High Dimensional Flow Cytometry Analysis: Shiny Operators
Shiny Operators have more sophisticated code. They can generate specialised graphs and show them in Tercen’s Operator tab.
This operator has created a Minimum Spanning Tree which shows how the clusters are related to each other.
For example, the yellow group is related to the green group through the cyan group.
If we zoom closer we can observe the respective densities of the channels that make up a population.
It is also possible to apply Dimension Reduction techniques, like UMAP, either before or after the flowSOM calculation.

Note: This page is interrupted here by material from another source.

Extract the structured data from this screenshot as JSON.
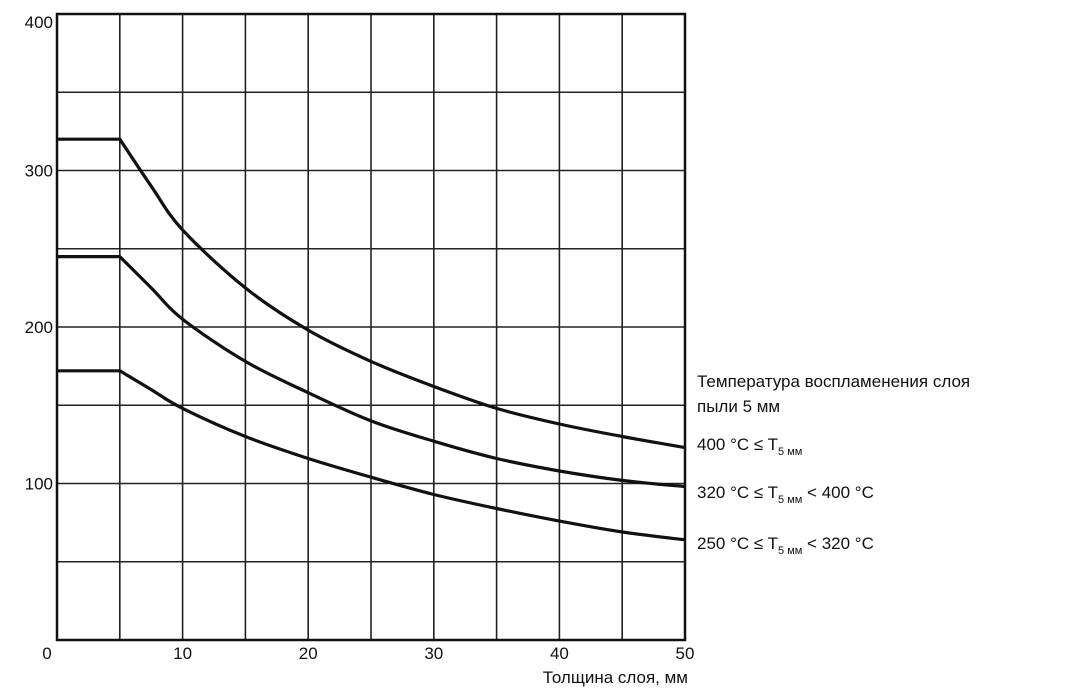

We have some workflows to illustrate these scenarios.
In this example, the dimension reduction is done after flowSOM and we have coloured by cluster to appraise them.
On this workflow we have done dimension reduction in advance of flowSOM.
FlowSOM is applied to the UMAP components rather than the channels.
This approach has the advantage of getting groups more clearly separated.
However, as we explained in the previous video, dimension reduction is a representation of your data that works by excluding redundancy.
So you need to be careful when choosing this approach because you could potentially lose smaller, rare, populations.
So, that’s a quick overview of why we recommend flowSOM as the Statistical Technique for clustering in high dimensional flow cytometry analysis.
Many thanks to Lukas for the comparison research, and to Sophie who designed the brilliant flowSOM algorithm which we use in Tercen.